The agency is proposing to list three of the at-risk south Florida species, the Everglades bully, the Florida pineland crabgrass, and the pineland sandmat, as threatened under the Endangered Species Act (ESA), and to list one of the species, the Florida prairie-clover, as an endangered species. All four were recognized as candidate species in 1985, the agency said, but listing was “precluded by other higher listing activities.”
“The populations of these four plants have declined about 80 percent over the past two decades,” the Service’s Southeast Regional Director Cindy Dohner said. “Habitat loss and modification are the primary threats these plants face.”
The pine rocklands species are threatened by sea-level rise, wildfires, and especially urban development, including two proposed massive construction projects, the Coral Reef shopping mall and the Miami Wilds theme park, which would further fragment and encroach upon the plants’ shrinking habitat.
Five federally listed animals, the Florida panther, key deer, key rice rat, eastern indigo snake and key ringneck snake, use the rocklands for foraging or nesting. Several other plant and animal species from this region have been listed or proposed for listing in recent years, including six other plants, two butterflies, a bat, and most recently, a tiger beetle. The pine rocklands region is a unique ecosystem characterized by a limestone substrate with a South Florida slash pine upper canopy and a mixed hardwood and palm subcanopy.

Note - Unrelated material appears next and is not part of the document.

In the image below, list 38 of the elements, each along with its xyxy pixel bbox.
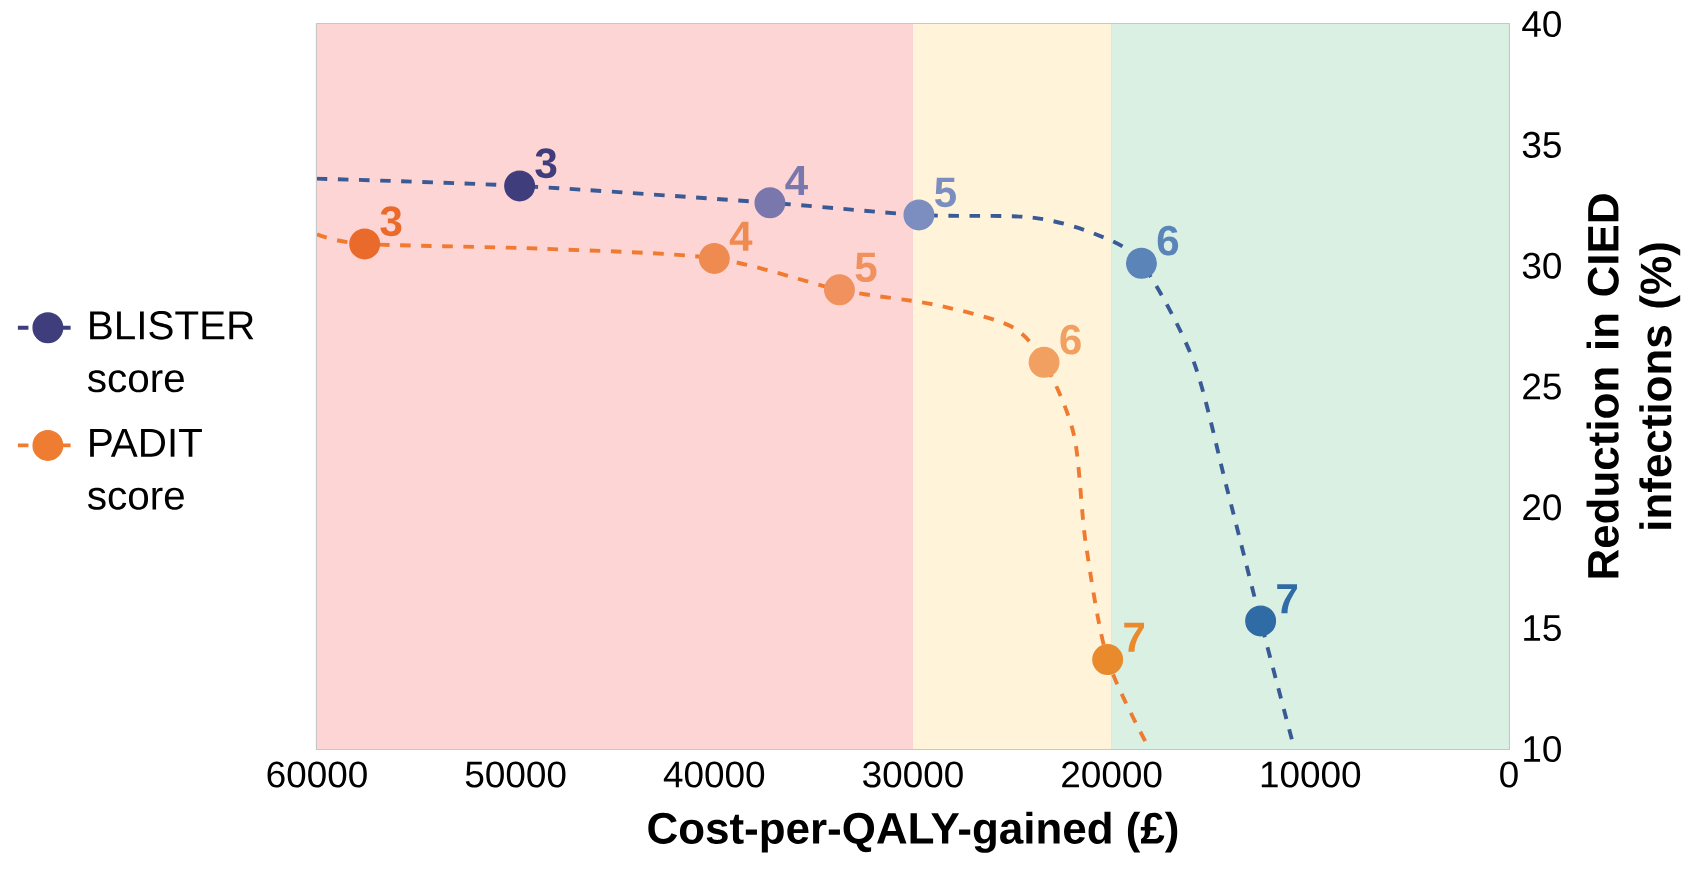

Of the currently proposed plants, the Everglades bully, a six-foot tall shrub with white flowers, is known to exist in only 10 populations, some of which are in the Everglades National Park in Miami-Dade County, and some are in the Big Cypress National Preserve in Monroe County. The Florida pineland crabgrass, a blue-green clumping perennial grass, is now only found in that park and preserve.
The pineland sandmat, a small perennial herb with an extensive root system, has only 20 populations in Miami-Dade County, including in the Everglades Park, and the Florida prairie-clover, a perennial shrub that grows up to six feet tall, is found in the Big Cypress Preserve and seven other locations in Miami-Dade County. Extinction risk for these plants is high, the agency said, because the small isolated populations have “limited to no potential for recolonization,” if they were hit by wildfires or extreme weather events, or were affected by development.
In response to petitions and lawsuits filed by the Center for Biological Diversity (CBD), and other conservation groups, the agency agreed to a court-approved six-year workplan in 2011 to speed listing decisions for hundreds of backlogged species that have been waiting for protection, some for decades. That workplan is winding down this fall. The determinations for these four Florida plants are part of that settlement agreement.
“The incredibly unique plants and animals of South Florida are slipping away before our very eyes,” CBD’s Florida director Jaclyn Lopez said. “It’s a relief to know that at least these four plants are finally getting the protection they need to survive and recover.”
Even if the plants’ protection is finalized under the ESA, the proposed developments may not be affected by the listings. The ESA provides restrictions on commercial trade and importing or exporting of listed species, but unless the development projects are on federal land or require federal permits, they would not be affected by the listings, the agency said. “If the four plants are listed under the ESA, the Service will continue to work cooperatively with partners to conserve their habitat,” the agency said. “The Service hopes that landowners will be good stewards of any federally-listed plants on their property, and the Service has a program, the Partners for Fish and Wildlife, which provides landowners with technical and financial assistance to landowners interested in managing their property for the benefit of fish, wildlife and plants.”
Critical habitat and a draft economic analysis will be proposed in a separate action, according to the agency.
Comments on the listing proposal are due by Dec. 12, and written public hearing requests are due by Nov. 25.